I don't want to and I can't were always my answers until the last 2 years of my life. It was always fear of other's judgement.

In reply to by Anonymous (not verified)

May, 22 2013 at 5:47 am

The worse judger is yourself. Once you stop judging yourself, none of others judgments (especially those of people you cannot trust anyway) will matter. xo

Leah
May, 9 2013 at 8:13 pm

I used these words when I was a child. I am now 32 and have lived with anxiety since the age of 8. I think that kids are so much more aware than we think, but their thinking is so much more undistorted. They don't want to seem weak, but at the same time it is often really hard even as an adult to find the "right" words to describe how you are feeling. As an adult when I feel an anxiety attack I grab my bag of tools and try to find the source and problem solve from there. I think kids need us to help them build up the inventory in their own bag of tools. My heart aches SO deeply for children who suffer from anxiety. I feel I would have been much better off if someone had taken the time and energy to help me when I was so scared and innocent.

In reply to by Anonymous (not verified)

Olivia Martin
June, 4 2013 at 12:43 pm

Absolutely, I see it everyday with my little one. Children are definitely more aware than we are. They pay attention to everything.

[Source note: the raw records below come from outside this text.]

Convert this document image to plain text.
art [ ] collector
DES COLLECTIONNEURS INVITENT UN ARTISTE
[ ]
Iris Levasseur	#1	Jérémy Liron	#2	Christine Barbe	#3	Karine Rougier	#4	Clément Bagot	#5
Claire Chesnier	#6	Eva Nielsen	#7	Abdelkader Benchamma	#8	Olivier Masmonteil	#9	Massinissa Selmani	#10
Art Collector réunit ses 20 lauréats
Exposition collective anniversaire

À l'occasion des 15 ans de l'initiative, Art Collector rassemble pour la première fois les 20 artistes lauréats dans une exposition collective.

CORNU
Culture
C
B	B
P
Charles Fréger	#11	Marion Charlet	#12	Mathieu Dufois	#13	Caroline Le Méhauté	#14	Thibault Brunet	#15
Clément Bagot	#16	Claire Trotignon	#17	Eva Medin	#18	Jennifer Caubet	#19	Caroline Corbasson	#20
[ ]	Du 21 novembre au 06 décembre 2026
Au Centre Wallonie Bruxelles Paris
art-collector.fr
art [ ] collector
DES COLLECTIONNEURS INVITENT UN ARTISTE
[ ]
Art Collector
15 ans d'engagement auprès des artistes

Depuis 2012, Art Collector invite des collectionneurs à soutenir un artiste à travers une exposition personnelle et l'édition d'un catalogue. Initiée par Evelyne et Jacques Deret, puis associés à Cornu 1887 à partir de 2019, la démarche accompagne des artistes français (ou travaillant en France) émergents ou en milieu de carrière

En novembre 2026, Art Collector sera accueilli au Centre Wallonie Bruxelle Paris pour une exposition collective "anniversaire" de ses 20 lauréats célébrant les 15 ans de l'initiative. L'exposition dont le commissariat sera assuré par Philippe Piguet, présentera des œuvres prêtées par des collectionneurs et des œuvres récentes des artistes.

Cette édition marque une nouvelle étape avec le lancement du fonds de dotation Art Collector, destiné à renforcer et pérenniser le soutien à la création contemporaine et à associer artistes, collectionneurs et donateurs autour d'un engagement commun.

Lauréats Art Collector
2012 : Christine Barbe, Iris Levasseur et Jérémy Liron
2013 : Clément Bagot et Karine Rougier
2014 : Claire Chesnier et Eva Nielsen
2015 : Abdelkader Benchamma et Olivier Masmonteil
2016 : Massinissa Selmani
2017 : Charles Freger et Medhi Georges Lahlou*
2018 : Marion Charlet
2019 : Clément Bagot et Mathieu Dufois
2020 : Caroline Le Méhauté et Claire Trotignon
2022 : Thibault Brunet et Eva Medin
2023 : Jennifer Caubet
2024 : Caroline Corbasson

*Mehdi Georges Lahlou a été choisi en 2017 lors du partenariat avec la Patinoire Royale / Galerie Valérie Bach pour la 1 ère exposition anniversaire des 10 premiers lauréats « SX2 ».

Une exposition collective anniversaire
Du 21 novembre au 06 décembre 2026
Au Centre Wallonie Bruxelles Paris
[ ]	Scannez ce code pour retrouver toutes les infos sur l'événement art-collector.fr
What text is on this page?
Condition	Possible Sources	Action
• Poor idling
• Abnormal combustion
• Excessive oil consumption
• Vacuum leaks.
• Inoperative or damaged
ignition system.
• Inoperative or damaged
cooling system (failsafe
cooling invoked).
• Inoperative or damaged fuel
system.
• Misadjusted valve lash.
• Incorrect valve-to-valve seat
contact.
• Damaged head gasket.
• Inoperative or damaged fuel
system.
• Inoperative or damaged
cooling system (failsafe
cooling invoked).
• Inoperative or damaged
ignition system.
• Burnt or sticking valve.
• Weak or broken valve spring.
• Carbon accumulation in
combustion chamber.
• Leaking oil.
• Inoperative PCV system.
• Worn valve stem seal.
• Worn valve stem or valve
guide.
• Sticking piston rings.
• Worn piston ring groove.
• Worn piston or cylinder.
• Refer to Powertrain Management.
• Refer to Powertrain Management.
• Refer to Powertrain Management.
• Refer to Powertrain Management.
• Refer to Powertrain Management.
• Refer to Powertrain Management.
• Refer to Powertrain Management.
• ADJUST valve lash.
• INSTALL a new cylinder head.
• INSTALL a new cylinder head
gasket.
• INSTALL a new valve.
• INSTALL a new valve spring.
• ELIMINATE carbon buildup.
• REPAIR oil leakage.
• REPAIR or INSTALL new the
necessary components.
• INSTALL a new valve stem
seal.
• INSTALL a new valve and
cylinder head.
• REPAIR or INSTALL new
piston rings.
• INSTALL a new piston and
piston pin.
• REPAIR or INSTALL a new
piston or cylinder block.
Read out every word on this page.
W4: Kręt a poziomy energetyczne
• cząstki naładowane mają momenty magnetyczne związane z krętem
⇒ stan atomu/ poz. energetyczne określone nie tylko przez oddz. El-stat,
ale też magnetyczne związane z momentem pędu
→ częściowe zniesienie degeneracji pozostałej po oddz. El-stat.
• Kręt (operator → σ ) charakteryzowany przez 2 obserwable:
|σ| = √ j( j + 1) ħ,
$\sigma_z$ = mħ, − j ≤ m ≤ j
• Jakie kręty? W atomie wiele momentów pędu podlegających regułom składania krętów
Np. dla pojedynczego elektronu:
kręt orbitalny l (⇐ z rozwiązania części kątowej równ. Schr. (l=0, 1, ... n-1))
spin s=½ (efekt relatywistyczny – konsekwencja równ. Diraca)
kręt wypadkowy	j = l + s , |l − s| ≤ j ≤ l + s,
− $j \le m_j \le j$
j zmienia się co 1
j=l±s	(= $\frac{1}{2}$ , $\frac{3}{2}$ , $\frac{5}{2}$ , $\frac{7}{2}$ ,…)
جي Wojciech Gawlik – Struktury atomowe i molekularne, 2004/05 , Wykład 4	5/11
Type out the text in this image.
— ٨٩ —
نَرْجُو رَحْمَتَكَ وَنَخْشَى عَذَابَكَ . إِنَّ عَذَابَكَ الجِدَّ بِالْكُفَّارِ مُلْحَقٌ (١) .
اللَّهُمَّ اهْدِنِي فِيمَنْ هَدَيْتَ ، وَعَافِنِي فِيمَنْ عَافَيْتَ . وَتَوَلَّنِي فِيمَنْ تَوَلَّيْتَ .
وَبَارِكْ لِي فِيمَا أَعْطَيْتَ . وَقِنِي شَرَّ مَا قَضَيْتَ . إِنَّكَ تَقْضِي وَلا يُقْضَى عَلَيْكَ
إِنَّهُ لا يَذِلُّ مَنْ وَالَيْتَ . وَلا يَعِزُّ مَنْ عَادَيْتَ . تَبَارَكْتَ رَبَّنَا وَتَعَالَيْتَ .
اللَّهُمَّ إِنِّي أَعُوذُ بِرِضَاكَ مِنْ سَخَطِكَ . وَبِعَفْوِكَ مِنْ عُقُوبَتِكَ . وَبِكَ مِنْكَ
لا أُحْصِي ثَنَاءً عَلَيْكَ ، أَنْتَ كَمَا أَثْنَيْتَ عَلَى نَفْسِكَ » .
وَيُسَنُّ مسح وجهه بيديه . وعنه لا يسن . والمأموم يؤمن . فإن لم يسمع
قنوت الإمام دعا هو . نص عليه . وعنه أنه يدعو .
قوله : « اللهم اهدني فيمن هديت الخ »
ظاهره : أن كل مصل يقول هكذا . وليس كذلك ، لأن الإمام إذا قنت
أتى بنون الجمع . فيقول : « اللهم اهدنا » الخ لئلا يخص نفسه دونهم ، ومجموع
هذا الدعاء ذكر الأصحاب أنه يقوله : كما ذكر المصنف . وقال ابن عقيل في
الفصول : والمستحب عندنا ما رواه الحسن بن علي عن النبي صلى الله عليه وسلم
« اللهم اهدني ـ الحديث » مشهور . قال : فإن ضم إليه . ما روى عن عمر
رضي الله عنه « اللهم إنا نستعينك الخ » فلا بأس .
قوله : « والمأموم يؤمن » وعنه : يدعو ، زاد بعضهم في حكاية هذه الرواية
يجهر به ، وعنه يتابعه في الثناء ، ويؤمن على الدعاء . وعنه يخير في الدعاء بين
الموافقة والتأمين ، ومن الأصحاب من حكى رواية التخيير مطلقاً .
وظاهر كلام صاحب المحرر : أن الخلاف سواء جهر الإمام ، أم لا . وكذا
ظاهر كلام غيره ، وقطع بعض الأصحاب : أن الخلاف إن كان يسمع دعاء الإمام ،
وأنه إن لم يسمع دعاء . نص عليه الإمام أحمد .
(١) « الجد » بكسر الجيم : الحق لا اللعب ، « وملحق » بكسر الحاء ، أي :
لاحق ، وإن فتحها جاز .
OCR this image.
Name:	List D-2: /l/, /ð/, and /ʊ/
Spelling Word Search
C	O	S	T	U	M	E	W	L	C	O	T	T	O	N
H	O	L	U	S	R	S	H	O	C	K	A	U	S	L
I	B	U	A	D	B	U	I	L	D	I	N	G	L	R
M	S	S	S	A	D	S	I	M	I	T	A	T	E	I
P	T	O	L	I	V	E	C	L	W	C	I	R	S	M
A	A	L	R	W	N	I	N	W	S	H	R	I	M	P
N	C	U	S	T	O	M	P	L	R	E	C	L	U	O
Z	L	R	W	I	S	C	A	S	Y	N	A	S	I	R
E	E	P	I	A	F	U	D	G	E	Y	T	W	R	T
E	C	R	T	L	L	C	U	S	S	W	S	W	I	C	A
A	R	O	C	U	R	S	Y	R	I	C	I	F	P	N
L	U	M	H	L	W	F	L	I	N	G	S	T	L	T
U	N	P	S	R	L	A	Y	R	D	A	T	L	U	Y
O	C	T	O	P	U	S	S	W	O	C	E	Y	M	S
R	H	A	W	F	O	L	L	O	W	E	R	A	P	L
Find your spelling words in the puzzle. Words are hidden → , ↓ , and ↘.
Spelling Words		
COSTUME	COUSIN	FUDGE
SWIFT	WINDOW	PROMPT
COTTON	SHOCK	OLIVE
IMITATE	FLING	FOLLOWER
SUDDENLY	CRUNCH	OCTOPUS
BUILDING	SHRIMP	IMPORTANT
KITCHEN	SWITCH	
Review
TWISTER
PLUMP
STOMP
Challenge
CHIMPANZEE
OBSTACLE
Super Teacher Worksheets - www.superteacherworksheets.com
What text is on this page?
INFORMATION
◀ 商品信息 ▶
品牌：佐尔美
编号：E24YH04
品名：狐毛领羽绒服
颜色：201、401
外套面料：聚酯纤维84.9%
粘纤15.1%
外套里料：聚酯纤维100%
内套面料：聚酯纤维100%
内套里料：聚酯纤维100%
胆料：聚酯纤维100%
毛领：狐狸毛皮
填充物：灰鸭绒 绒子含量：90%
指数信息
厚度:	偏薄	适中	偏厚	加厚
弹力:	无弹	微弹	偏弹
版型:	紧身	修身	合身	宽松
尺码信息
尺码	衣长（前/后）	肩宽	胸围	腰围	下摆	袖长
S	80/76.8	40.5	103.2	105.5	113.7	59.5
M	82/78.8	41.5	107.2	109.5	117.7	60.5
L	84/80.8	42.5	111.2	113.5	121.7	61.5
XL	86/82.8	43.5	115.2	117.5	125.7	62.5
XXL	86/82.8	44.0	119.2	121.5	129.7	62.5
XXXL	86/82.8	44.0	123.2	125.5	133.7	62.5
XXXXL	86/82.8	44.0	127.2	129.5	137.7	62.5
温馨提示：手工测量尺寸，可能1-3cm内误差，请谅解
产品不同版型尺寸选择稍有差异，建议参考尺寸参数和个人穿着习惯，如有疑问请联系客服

In reply to by Anonymous (not verified)

June, 4 2013 at 2:43 pm

It is hard but important to balance being understanding but not on anxiety's side. Leah, thanks so much for the comment. Now it is time to help your own little scared girl! xo

Shannon LC Cate
May, 9 2013 at 8:16 pm

We talk a lot in my house about feeling more than one thing at the same time. My little girl is both brave and nervous, so we talk about how being scared but doing something anyway is courageous. Sometimes we talk about how some scary things are also fun, or how being a little bit scared can be fun. We also talk about how the ids are good at doing hard things. It might be hard to approach a stranger and ask to pet his dog, but my kids always make a friend when they push through the difficulty.

mef123
May, 1 2013 at 5:22 am

My son does the same thing. He is 15 years old and his anxiety is getting worse and worse. He goes to school with a tutor for two hours a day and that still makes him nervous, although he will never admit he is nervous. He refused to go to school in February and missed 8 weeks before we could get him into this program. But anyway, he always tells the he doesn't want to go or he doesn't want to do it. Then he clams up. Glad to know that I'm not the only one although I wouldn't wish it on anyone.
Michele

In reply to by Anonymous (not verified)

May, 1 2013 at 5:36 am

Michelle,
I work with many kids too afraid to go to school. What you are experiencing is common. It is hard bc once they stop for a while, they get the idea that it is an option, and it is so hard to undo that belief. There are other kids who don't want to go, who GO, and when you ask them why they say "I have to." It is a hard habit to break and no I wouldn't wish it on anyone either. Though kids CAN go back but you have to find a place where their motivaton outstands their anxiety. Something to take priority of anxiety. I hope you find it.